A influência de emissoras como a BBC de Londres, na Grã-Bretanha, e da Voz da América, nos EUA, para citar dois exemplos, foi brutal no período pós-guerra. É claro que, de outra lado, havia a rádio de Moscou, também com potentes transmissores em Ondas Curtas, e, já na década de 60, a rádio de Havana, em Cuba, que entrava rachando em toda a América Latina, especialmente na região amazônica.
Mas, também aí era possível ter controle. A BBC e a Voz praticaram incontáveis vezes o recurso do jamming, que significa “engarrafamento” e, no caso, expressa o ato de entrar com uma onda magnética sobre outra, na mesma frequência, e assim picotar a transmissão indesejada.
Nós temos um grande exemplo disso aqui no Brasil. A Rádio Nacional da Amazônia, estatal, foi criada durante a ditadura militar para embananar as ondas da Rádio de Havana. O objetivo foi plenamente atingido. Não havia essa preocupação, por exemplo, com a BBC da Jamaica, que era colônia britânica, e isso explica a influência da música caribenha na região norte do País, especialmente no Maranhão.
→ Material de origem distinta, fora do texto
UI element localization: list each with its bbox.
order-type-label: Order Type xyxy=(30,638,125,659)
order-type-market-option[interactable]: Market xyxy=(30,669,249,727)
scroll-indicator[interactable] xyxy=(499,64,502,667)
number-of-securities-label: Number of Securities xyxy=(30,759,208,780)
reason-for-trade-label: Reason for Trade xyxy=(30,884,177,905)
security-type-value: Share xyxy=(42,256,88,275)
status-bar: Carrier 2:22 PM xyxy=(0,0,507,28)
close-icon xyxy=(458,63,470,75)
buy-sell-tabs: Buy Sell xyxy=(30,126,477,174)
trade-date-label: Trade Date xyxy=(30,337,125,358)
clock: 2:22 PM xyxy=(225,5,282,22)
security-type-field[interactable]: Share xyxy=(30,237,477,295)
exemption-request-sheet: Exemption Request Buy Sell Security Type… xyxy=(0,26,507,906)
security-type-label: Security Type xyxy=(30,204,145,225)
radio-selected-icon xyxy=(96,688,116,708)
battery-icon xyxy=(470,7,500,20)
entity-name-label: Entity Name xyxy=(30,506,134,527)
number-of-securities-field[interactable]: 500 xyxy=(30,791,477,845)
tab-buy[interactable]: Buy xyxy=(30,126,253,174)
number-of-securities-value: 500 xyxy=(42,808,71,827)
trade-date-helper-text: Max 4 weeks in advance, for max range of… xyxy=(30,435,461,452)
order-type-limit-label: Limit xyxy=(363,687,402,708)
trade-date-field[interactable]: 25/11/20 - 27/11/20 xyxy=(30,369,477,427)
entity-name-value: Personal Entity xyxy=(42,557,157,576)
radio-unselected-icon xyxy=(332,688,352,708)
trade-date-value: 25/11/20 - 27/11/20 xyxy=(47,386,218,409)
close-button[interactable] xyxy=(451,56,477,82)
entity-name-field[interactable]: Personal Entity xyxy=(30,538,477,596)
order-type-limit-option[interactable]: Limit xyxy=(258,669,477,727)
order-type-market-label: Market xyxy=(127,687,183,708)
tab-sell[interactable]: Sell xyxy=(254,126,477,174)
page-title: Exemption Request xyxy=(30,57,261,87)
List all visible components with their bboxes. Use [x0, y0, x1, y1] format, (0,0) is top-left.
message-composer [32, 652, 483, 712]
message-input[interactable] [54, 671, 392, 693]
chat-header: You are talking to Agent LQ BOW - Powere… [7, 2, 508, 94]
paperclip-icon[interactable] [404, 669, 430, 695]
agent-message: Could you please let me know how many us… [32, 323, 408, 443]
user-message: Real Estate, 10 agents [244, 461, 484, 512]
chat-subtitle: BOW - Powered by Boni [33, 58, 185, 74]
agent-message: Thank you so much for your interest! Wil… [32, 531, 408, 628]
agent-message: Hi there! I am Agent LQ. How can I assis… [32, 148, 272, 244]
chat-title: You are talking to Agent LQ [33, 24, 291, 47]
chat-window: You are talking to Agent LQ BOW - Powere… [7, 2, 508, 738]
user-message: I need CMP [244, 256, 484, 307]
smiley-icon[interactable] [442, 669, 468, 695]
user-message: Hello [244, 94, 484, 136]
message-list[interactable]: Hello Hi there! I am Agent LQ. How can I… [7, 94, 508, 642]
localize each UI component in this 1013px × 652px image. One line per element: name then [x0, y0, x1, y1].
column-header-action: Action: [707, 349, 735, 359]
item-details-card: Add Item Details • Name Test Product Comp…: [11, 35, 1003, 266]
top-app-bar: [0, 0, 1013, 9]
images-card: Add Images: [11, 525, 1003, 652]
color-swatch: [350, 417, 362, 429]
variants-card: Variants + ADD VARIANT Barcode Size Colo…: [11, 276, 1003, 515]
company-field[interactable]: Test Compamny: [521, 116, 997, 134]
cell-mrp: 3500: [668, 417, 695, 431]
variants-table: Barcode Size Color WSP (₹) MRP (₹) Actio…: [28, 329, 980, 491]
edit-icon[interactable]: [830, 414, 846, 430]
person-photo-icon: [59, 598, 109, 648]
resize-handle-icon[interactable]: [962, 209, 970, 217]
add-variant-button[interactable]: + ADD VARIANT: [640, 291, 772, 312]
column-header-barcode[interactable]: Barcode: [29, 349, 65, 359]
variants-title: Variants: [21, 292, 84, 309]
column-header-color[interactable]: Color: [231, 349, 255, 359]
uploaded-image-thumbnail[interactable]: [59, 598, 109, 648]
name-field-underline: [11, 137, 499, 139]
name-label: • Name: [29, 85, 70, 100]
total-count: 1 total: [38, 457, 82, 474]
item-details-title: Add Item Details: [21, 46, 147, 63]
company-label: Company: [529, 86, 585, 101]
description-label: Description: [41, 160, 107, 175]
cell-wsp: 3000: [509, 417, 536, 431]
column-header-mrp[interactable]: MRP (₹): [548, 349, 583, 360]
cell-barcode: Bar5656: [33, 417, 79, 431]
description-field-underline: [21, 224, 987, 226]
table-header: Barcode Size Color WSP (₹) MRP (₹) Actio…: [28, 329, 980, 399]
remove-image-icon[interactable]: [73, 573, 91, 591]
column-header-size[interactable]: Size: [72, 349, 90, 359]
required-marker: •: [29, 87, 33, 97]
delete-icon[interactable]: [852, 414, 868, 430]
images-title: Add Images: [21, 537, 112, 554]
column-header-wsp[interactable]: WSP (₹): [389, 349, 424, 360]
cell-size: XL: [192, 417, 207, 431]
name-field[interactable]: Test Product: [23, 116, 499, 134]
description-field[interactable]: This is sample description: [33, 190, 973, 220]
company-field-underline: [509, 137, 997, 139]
O fato é que, também no caso do rádio, a mídia ficou nas mãos de estados e de grandes grupos econômicos com a mesma coloração ideológica. E é esta a situação que até hoje vigora.
Com o advento da TV, de novo se esperava alguma forma de abertura. Mas, a TV incorporou, no caso dos EUA, a prática que já vinha em curso no cinema desde antes da guerra, com o conhecido uso de Hollywood como base de difusão da ideologia ianque.
Mesmo no Brasil, onde a matriz da TV foi o rádio e não o cinema, ocorreu o mesmo processo, já que ainda hoje boa parte da programação televisiva daqui é de enlatados, termo que vem das latas redondas que traziam os filmes do cinema e, depois, os programas de TV.
O processo que se vê agora segue o mesmo caminho. É certo que a Internet abre chances que eram inexistentes e amplia a possibilidade de acesso. Não há dúvida sobre isso. A questão, no entanto, é que os limites já estão bastante bem desenhados.